Happiness Begins with Fulfilling Basic Needs
Step 1: Exercise, Nutrition, and Sleep
As I pursue a greater sense of significance and belonging, I’ve learned that the journey starts with something simple: meeting our most basic needs. According to Maslow’s Hierarchy of Needs, our physiological and safety needs must be fulfilled before we can move toward deeper fulfillment. At the very least, this means focusing on the essentials: staying active, nourishing our bodies, and getting enough sleep. Franklin Covey highlights these same areas of focus — exercise, nutrition, and sleep — as three of the five essential energy drivers. Together, they form the groundwork for building energy, mental clarity, and happiness.

Life has a way of making it hard to prioritize these things, but understanding their importance has helped me focus on them. It’s not just about staying healthy—it’s about fueling the energy we need to thrive. For me, success started with identifying my barriers, finding workarounds, and creating routines that are realistic for my life.
What works for me:
Exercise: I’ve found that even 10 minutes of exercise 2-3 times a week makes a difference. I use the Nike Training app for quick, beginner-friendly workouts. I also enjoy wall climbing as my active hobby which I try to do 1-2 times a week. It feels incredible to reach the top of the wall or tackle a tougher route without running out of breath.
Nutrition: I set a minimum goal of eating three meals a day, ideally balanced with fruits and veggies. Hydration is key—I’m lucky that water is my favorite drink! Meal planning is a work in progress, but I focus on simple, nutritious choices.
Sleep: I aim to sleep before midnight, easing into a 10 p.m. bedtime whenever possible. I’ve had to delay prepping snacks and water bottles for the kids until the morning and leave the dinner dishes for the next day, but at least I’m able to go to sleep shortly after the kids do.
What motivates me:
Exercise: Whenever I exercise, I feel like my mental and physical well-being both get a noticeable boost. Not only that but my mood also improves. It feels like a great accomplishment when I get some exercise in. When it’s climbing, I also get some fun and enjoyment out of it. I miss the days when I had the cardio to run a full game of ultimate frisbee or do a pull-up with ease. But my goal isn’t perfection—it’s progress. Even small wins, like breathing better after a workout, feel like reclaiming a bit of my prior physical abilities.
Nutrition: I’ve always been a picky eater, but I’m becoming more mindful of my choices. As I get older, I can see my body showing signs of weakness, which motivates me to take better care of it. I want to rebuild my strength and prevent further decline, and I know that healthy eating will help me achieve that. It’s not just about feeling better now—it’s about ensuring I stay physically and mentally fit in the long run.

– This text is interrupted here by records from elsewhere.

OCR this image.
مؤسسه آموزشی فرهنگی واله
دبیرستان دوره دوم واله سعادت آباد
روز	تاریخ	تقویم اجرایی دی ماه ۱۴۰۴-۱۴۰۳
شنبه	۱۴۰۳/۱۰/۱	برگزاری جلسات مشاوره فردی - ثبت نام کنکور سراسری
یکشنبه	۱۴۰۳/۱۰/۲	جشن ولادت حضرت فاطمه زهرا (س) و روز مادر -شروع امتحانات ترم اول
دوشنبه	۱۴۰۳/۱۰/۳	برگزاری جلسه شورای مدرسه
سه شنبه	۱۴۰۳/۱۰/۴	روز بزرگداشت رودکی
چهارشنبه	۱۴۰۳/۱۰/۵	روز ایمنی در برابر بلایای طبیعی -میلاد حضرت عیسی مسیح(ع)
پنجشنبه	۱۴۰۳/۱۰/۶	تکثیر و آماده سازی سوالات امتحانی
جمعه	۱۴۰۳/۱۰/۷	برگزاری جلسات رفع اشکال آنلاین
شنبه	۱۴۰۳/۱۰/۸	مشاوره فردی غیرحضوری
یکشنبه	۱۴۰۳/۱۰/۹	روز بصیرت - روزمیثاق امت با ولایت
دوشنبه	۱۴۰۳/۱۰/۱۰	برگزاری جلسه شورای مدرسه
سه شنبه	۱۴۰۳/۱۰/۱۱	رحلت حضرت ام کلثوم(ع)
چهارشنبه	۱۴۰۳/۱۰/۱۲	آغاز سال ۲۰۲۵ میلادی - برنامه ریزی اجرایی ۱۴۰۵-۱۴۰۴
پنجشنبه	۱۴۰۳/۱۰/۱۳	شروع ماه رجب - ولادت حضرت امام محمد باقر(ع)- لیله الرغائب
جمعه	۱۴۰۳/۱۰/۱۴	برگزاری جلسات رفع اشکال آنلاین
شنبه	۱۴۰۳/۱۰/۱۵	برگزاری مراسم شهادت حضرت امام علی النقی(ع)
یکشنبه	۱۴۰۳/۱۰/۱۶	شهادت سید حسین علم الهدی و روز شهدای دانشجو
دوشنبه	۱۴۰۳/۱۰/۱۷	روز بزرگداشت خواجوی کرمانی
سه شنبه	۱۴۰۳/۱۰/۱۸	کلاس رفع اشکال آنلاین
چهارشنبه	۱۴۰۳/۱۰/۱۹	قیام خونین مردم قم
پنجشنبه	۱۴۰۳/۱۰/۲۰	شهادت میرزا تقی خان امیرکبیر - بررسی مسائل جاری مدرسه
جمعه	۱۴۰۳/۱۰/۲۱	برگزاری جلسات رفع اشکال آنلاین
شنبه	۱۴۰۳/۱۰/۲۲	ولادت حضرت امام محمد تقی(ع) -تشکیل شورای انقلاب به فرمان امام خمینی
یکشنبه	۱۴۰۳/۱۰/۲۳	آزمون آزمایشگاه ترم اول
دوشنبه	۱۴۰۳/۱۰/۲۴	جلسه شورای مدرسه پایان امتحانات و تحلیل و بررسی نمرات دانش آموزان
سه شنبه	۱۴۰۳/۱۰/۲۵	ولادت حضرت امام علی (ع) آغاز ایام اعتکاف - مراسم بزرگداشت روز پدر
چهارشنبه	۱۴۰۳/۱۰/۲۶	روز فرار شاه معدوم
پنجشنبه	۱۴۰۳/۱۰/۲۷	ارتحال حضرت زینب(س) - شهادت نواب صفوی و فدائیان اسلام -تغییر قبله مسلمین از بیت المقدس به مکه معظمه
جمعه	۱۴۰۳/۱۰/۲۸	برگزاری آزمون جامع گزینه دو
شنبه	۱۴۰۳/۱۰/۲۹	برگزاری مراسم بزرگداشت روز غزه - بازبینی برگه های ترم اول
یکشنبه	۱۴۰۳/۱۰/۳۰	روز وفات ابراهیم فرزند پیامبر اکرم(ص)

Sleep: I started getting worried when I could no longer stay awake late to do chores. Instead, I’d crash early and wake up the next morning in a panic, realizing I hadn’t completed everything the night before. Sleep deprivation hits me hard—my thoughts feel muddled, I struggle to find the right words, and I’m slower to react. It also affects my memory, ramps up my stress, and leaves me physically drained. It’s clear that sleep is the solution to all of these problems, and prioritizing it makes me feel more energized and resilient.

In my research on happiness, I came across The Happiness Project by Gretchen Rubin. Like me, Rubin began her journey by focusing on energy and feeling physically and mentally fit. Writing about my own experiences has kept me accountable and helped me reflect on what really matters for happiness. I’m curious to see if my path will continue to mirror hers.
The next step? Building and nurturing relationships—another key to happiness.
Resources:
Maslow’s Hierarchy of Needs - https://www.simplypsychology.org/maslow.html
FranklinCovey’s 5 Energy Drivers - https://www.franklincovey.com/courses/6-critical-practices/practice-6-manage-your-time-and-energy/
The Happiness Project by Gretchen Rubin - https://www.amazon.com/Happiness-Project-Revised-Aristotle-Generally/dp/0062414852
Related Articles:
This would be an undertaking on your part but one thing I’ve started to focus on is strength training. Here’s a good article on that: https://www.npr.org/sections/health-shots/2024/03/11/1236791784/strength-resistance-weight-training-longevity-aging-heart-disease
This is great insight. Thanks for sharing! I did P90X pre-kids so it's not entirely impossible but I have to adjust it to my current lifestyle. Perhaps looking into 10-min strength training workouts to start.